Die Bernardus-Brücke in Bad Krozingen bleibt auf Monate bis Jahre für jeglichen Fußgänger- wie Straßenverkehr gesperrt, das marode Bauwerk muss wohl durch eine neue Brücke ersetzt werden. Volker Kieber, Bürgermeister der Stadt Bad Krozingen, kann und will die Verantwortung für die weitere Querungsnutzung über den Neumagen, sei es auch nur durch Fußgänger und Fahrradfahrer, nicht übernehmen.Zu groß ist die Gefahr, dass der 1956 in der Brücke von Ufer zu Ufer verbaute Spannstahl ST145/160 plötzlich „wie Glas“ zerbricht, die Brücke unversehens in das Flussbett stürzt. Das ergaben Ende Januar die turnusmäßigen, alle sechs Jahre vorgeschrieben Hauptuntersuchungen durch den für 2018 neu beauftragten Brückenbauexperten.

Die in der Brücke quer zum Flusslauf verbauten, die Last des Bauwerks tragenden Stahlbänder, müssten eigentlich nach wie vor von Beton fest umschlossen sein. Entlang des Stahls 145/160 bildeten sich jedoch im Laufe der Jahre durch Auswaschungen gefährliche Hohlräume, die ihn korrodieren lassen. Feuchtigkeit gepaart mit Luft zerfrisst die Stahlbänder, sie können zerbrechen, die Brückenstatik kann die Belastung nicht mehr Stand halten.

Die Stadtverwaltung lässt derzeit durch Beweissicherung und weitere Gutachten untersuchen, ob nicht schon bei der letzten gutachterlichen Untersuchung 2012 und bei den folgenden, in den letzten Jahren vorgenommenen Ausbesserungsarbeiten, Mängel, zum Beispiel die entstandenen Hohlräume direkt unterhalb der tragenden Spannbewehrung (Spannstahlstränge), hätten bemerkt werden müssen. Laut Kieber würde die Stadt dann die 2012 entstandenen Untersuchungskosten, rund 150.000 Euro, zurückfordern.

Bernardus-Brücke in Bad Krozingen wird durch eine neue Brücke ersetzt

Das Technische Hilfswerk (THW) steht bereit, parallel, direkt westlich an der Bernardus-Brücke, einen Holzsteg zu bauen, um so für Fußgänger und Fahrradfahrer wieder einen direkten, wechselseitigen Zugang zu den Geschäften in der Garten- und Bahnhofsstraße, zum Bahnhof etc. zu ermöglichen. Allerdings müssen hierfür erst die entsprechenden Wasser- wie auch baurechtlichen Genehmigungen, zum Beispiel für die Widerlager zum Holzsteg auf beiden Seiten des Neumagens, von übergeordneten Freiburger Behörden eingeholt werden.

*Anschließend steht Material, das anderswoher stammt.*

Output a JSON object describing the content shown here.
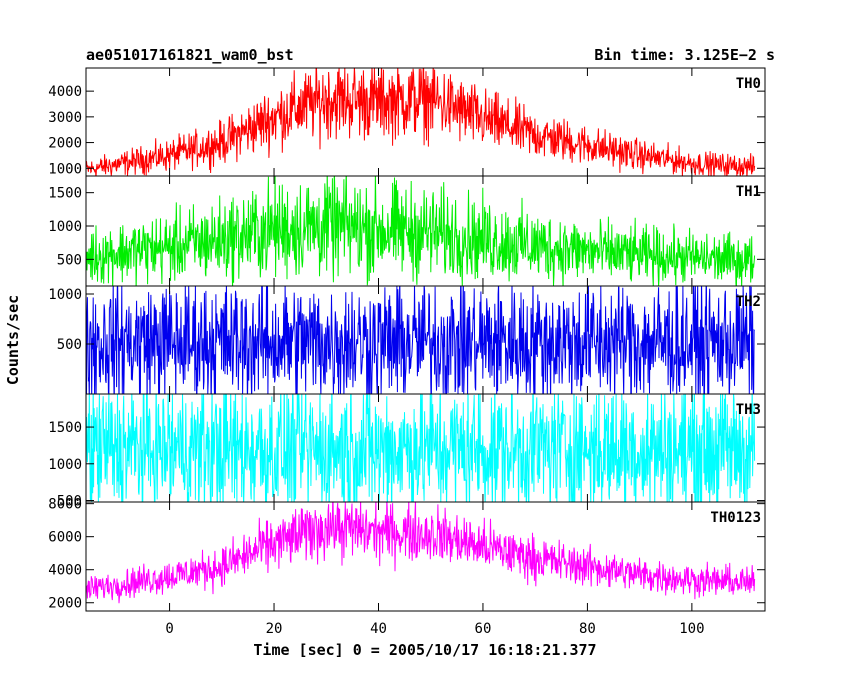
{
  "header": {
    "title": "ae051017161821_wam0_bst",
    "bin_time": "Bin time: 3.125E−2 s"
  },
  "chart_data": {
    "type": "line",
    "xlabel": "Time [sec] 0 = 2005/10/17 16:18:21.377",
    "ylabel": "Counts/sec",
    "xlim": [
      -16,
      114
    ],
    "x_ticks": [
      0,
      20,
      40,
      60,
      80,
      100
    ],
    "x_tick_labels": [
      "0",
      "20",
      "40",
      "60",
      "80",
      "100"
    ],
    "x_range": [
      -16,
      112
    ],
    "panels": [
      {
        "name": "TH0",
        "color": "#ff0000",
        "ylim": [
          700,
          4900
        ],
        "y_ticks": [
          1000,
          2000,
          3000,
          4000
        ],
        "y_tick_labels": [
          "1000",
          "2000",
          "3000",
          "4000"
        ],
        "profile": [
          [
            -16,
            950
          ],
          [
            0,
            1500
          ],
          [
            10,
            2000
          ],
          [
            20,
            3000
          ],
          [
            30,
            3700
          ],
          [
            40,
            3600
          ],
          [
            50,
            3700
          ],
          [
            60,
            2900
          ],
          [
            70,
            2300
          ],
          [
            80,
            1900
          ],
          [
            90,
            1500
          ],
          [
            100,
            1200
          ],
          [
            112,
            1050
          ]
        ],
        "noise": 0.2
      },
      {
        "name": "TH1",
        "color": "#00ee00",
        "ylim": [
          100,
          1750
        ],
        "y_ticks": [
          500,
          1000,
          1500
        ],
        "y_tick_labels": [
          "500",
          "1000",
          "1500"
        ],
        "profile": [
          [
            -16,
            550
          ],
          [
            0,
            680
          ],
          [
            10,
            800
          ],
          [
            20,
            950
          ],
          [
            30,
            1000
          ],
          [
            40,
            950
          ],
          [
            50,
            900
          ],
          [
            60,
            800
          ],
          [
            70,
            700
          ],
          [
            80,
            620
          ],
          [
            90,
            560
          ],
          [
            100,
            520
          ],
          [
            112,
            480
          ]
        ],
        "noise": 0.38
      },
      {
        "name": "TH2",
        "color": "#0000ee",
        "ylim": [
          0,
          1080
        ],
        "y_ticks": [
          500,
          1000
        ],
        "y_tick_labels": [
          "500",
          "1000"
        ],
        "profile": [
          [
            -16,
            520
          ],
          [
            112,
            520
          ]
        ],
        "noise": 0.58
      },
      {
        "name": "TH3",
        "color": "#00ffff",
        "ylim": [
          480,
          1950
        ],
        "y_ticks": [
          500,
          1000,
          1500
        ],
        "y_tick_labels": [
          "500",
          "1000",
          "1500"
        ],
        "profile": [
          [
            -16,
            1200
          ],
          [
            112,
            1200
          ]
        ],
        "noise": 0.38
      },
      {
        "name": "TH0123",
        "color": "#ff00ff",
        "ylim": [
          1500,
          8100
        ],
        "y_ticks": [
          2000,
          4000,
          6000,
          8000
        ],
        "y_tick_labels": [
          "2000",
          "4000",
          "6000",
          "8000"
        ],
        "profile": [
          [
            -16,
            2800
          ],
          [
            0,
            3600
          ],
          [
            10,
            4200
          ],
          [
            20,
            5600
          ],
          [
            30,
            6600
          ],
          [
            40,
            6300
          ],
          [
            50,
            6200
          ],
          [
            60,
            5400
          ],
          [
            70,
            4700
          ],
          [
            80,
            4200
          ],
          [
            90,
            3700
          ],
          [
            100,
            3400
          ],
          [
            112,
            3200
          ]
        ],
        "noise": 0.14
      }
    ]
  }
}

Vorschriften hin oder her – da wiehert der Amtsschimmel und der Bürger wundert sich! Derzeit weisen an beiden Sperrzäunen in Plastikhüllen ausgehängte Handzettel Fußgängern den nächsten, jeweils etwa 500 Meter langen Umweg auf die andere Seite des Neumagen in Bad Krozingen. (rs.)

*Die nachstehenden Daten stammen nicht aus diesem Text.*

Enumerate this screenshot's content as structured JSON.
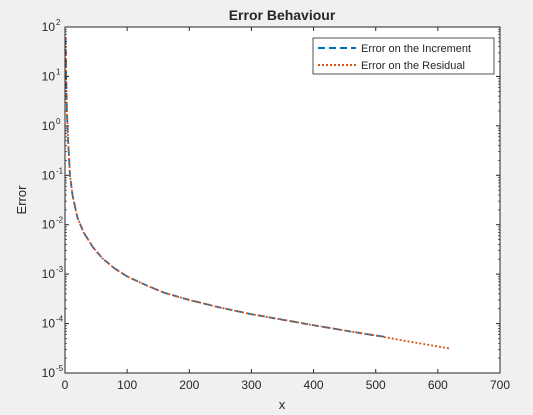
{
  "chart_data": {
    "type": "line",
    "title": "Error Behaviour",
    "xlabel": "x",
    "ylabel": "Error",
    "xlim": [
      0,
      700
    ],
    "ylim": [
      1e-05,
      100
    ],
    "yscale": "log",
    "grid": false,
    "legend_position": "top-right",
    "x_ticks": [
      {
        "value": 0,
        "label": "0"
      },
      {
        "value": 100,
        "label": "100"
      },
      {
        "value": 200,
        "label": "200"
      },
      {
        "value": 300,
        "label": "300"
      },
      {
        "value": 400,
        "label": "400"
      },
      {
        "value": 500,
        "label": "500"
      },
      {
        "value": 600,
        "label": "600"
      },
      {
        "value": 700,
        "label": "700"
      }
    ],
    "y_ticks": [
      {
        "value": 1e-05,
        "base": "10",
        "exp": "-5"
      },
      {
        "value": 0.0001,
        "base": "10",
        "exp": "-4"
      },
      {
        "value": 0.001,
        "base": "10",
        "exp": "-3"
      },
      {
        "value": 0.01,
        "base": "10",
        "exp": "-2"
      },
      {
        "value": 0.1,
        "base": "10",
        "exp": "-1"
      },
      {
        "value": 1,
        "base": "10",
        "exp": "0"
      },
      {
        "value": 10,
        "base": "10",
        "exp": "1"
      },
      {
        "value": 100,
        "base": "10",
        "exp": "2"
      }
    ],
    "series": [
      {
        "name": "Error on the Increment",
        "color": "#0072bd",
        "line_style": "dashed",
        "x": [
          1,
          2,
          3,
          5,
          8,
          12,
          20,
          30,
          45,
          60,
          80,
          100,
          130,
          160,
          200,
          250,
          300,
          350,
          400,
          450,
          500,
          520
        ],
        "y": [
          60,
          10,
          2,
          0.5,
          0.1,
          0.04,
          0.014,
          0.007,
          0.0035,
          0.0021,
          0.0013,
          0.0009,
          0.0006,
          0.00042,
          0.0003,
          0.00021,
          0.000155,
          0.00012,
          9.25e-05,
          7.25e-05,
          5.75e-05,
          5.3e-05
        ]
      },
      {
        "name": "Error on the Residual",
        "color": "#d95319",
        "line_style": "dotted",
        "x": [
          1,
          2,
          3,
          5,
          8,
          12,
          20,
          30,
          45,
          60,
          80,
          100,
          130,
          160,
          200,
          250,
          300,
          350,
          400,
          450,
          500,
          550,
          600,
          620
        ],
        "y": [
          60,
          10,
          2,
          0.5,
          0.1,
          0.04,
          0.014,
          0.007,
          0.0035,
          0.0021,
          0.0013,
          0.0009,
          0.0006,
          0.00042,
          0.0003,
          0.00021,
          0.000155,
          0.00012,
          9.25e-05,
          7.25e-05,
          5.75e-05,
          4.4e-05,
          3.45e-05,
          3.1e-05
        ]
      }
    ]
  }
}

Nichts geht mehr: Für jeglichen Verkehr gesperrt bleibt die vom Einsturz gefährdete Bernardus-Brücke in Bad Krozingen sicher die nächsten Monate, möglicherweise bis zu bis zwei Jahren. Umleitungshinweise für Fußgänger und Fahrradfahrer zeigen derzeit den Weg zum nächsten Neumagen-Übergang.